Слово «божество» не имело смысла для нее, хотя она и применяла его ко мне в бреду своей страсти. Она оскорбилась на мое упрямство. Ее тревожило, что она не могла оторвать меня от того, что она называла религией мечтателя. Она пыталась спорить, противоставляя мне книги, которых никогда не читала, разные серьезные вопросы, которых она не понимала. А потом, раздраженная своей нравственной неспособностью, она плакала, а я остолбенел перед ее ребячеством, не умея угадать, что в ней происходит, несчастный тем, что причиняю ей страдания, я, готовый отдать за нее жизнь.
Я искал напрасно: какая тайна может скрываться в пустоте? В душе ее были одни вихри и стремления к какому-то фантастическому идеалу, которого я никогда не мог себе представить.
Это происходило очень скоро после нашей свадьбы. Я недостаточно этим обеспокоился, я думал, что это просто одно из тех нервных возбуждений, которые бывают после крупных жизненных кризисов. Скоро я увидал, что она беременна и немного слаба по природе для того, чтобы пройти без осложнений через грозную и божественную драму материнства. Я изощрялся всячески, щадя ее чрезмерную чувствительность, не противоречил ей ни в чем, предупреждал все ее капризы. Я стал ее невольником, стал таким же ребенком, как она, спрятал все свои книги, отказался от научных занятий. В некотором роде я допустил все ее ереси, раз я оставил ей все ее заблуждения. Я отложил до более удобного времени это воспитание ее души, в котором она так нуждалась.
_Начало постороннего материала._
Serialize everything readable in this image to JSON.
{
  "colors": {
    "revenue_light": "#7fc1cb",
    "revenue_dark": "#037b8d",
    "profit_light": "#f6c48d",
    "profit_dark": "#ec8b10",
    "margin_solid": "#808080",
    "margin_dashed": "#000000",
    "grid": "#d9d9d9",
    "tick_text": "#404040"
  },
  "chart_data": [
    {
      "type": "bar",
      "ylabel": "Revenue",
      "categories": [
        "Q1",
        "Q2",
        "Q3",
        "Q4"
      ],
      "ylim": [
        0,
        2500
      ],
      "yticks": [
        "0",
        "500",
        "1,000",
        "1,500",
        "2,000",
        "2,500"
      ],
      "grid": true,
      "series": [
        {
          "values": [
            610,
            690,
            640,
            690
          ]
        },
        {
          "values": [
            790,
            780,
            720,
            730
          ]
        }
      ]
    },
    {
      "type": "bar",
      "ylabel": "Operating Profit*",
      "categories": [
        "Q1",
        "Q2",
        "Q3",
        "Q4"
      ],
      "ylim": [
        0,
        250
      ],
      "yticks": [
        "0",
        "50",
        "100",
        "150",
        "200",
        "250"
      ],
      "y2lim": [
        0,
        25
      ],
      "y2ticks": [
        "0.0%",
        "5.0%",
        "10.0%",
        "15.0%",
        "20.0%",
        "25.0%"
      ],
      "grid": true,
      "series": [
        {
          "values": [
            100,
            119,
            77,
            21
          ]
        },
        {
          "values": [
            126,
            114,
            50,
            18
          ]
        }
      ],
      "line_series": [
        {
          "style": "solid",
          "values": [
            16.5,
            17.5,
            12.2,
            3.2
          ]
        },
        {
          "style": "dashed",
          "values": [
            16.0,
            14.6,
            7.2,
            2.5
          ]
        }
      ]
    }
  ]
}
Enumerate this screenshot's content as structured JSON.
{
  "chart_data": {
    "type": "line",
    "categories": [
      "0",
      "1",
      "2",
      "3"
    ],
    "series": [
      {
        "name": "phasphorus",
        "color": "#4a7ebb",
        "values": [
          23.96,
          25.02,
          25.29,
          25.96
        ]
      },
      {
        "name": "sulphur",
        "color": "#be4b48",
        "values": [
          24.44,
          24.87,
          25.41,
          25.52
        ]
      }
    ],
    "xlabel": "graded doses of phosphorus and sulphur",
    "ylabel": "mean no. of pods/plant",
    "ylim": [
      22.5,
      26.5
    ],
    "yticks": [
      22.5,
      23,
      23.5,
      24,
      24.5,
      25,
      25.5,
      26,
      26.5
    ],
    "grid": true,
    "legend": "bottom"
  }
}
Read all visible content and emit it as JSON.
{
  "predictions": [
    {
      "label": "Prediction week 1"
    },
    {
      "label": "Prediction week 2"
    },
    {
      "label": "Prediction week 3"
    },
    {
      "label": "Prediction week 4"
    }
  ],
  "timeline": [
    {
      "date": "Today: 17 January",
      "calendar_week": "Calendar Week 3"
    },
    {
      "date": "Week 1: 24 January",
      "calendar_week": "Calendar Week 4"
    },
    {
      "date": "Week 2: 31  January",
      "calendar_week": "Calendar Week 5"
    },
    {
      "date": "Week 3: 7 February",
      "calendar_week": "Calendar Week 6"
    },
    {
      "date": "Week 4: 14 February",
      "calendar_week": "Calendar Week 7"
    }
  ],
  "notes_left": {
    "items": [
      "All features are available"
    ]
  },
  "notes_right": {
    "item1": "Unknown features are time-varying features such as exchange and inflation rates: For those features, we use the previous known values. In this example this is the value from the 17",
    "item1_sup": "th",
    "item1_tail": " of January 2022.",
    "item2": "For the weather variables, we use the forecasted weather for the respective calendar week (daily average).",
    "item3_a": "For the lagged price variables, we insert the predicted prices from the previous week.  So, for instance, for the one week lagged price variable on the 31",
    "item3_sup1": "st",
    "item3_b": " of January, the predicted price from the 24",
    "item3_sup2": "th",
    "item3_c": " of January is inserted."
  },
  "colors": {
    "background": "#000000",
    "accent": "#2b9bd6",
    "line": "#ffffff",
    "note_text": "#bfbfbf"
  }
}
Я льстил себя также надеждой, что вид ее ребенка откроет ей Бога и правду гораздо лучше моих уроков.
Был ли я неправ, не стараясь скорее просветить ее? Я проходил через большие колебания. Я хорошо видел, что она сгорает в мечте о мелочном и непродолжительном счастье, состоящем всецело из экстаза и болтовни, ласк и восклицаний, не давая никакой пищи для жизни ума и для настоящей сердечной близости. Я был молод и любил ее, а потому я разделял все ее упоения и подавался ее экзальтации. Но потом, чувствуя, что я люблю ее еще больше, я пугался, видя, что она любит меня меньше, что всякий припадок этого энтузиазма делает ее затем подозрительнее, еще ревнивее к тому, что она называла моей idée fixe, еще желчнее, когда я молчал, еще насмешливее, когда я пускался в свои определения.
Я был достаточно доктором, чтобы знать, что беременность иногда сопровождается некоторым слабоумием. Я удвоил свою покорность и заботы, стушевался еще более. Ее страдания делали мне ее еще дороже, и сердце мое было переполнено такой же нежной жалостью, какую испытывает мать к больному ребенку. Я обожал также в ней это детище моей плоти и крови, которое она собиралась дать мне. В мечтах моих мне казалось, что его маленькая душа уже разговаривает со мной и говорит: «Не огорчай никогда мою мать!»
Действительно, первые дни она была в восторге. Она захотела кормить нашего дорогого малютку Эдмона, но она была чересчур слаба, чересчур непокорна предписаниям гигиены, чересчур вне себя от малейшего беспокойства. И вот ей скоро пришлось доверить ребенка кормилице, к которой она до того ревновала его, что только сильнее расхворалась. Она делала из жизни непрерывную драму, пространно мудрствовала на ту тему, что детский инстинкт устремляется с пылом к груди первой встречной женщины. «Зачем же Бог, этот мудрый и добрый Бог, в которого я будто бы верила, — говорила она, — не дал человеку с самой колыбели инстинкта высшего, чем инстинкт животных?» В другие минуты она утверждала, что предпочтение, оказываемое ее ребенком кормилице, есть признак будущей неблагодарности, предсказание ужасающих бед для нее.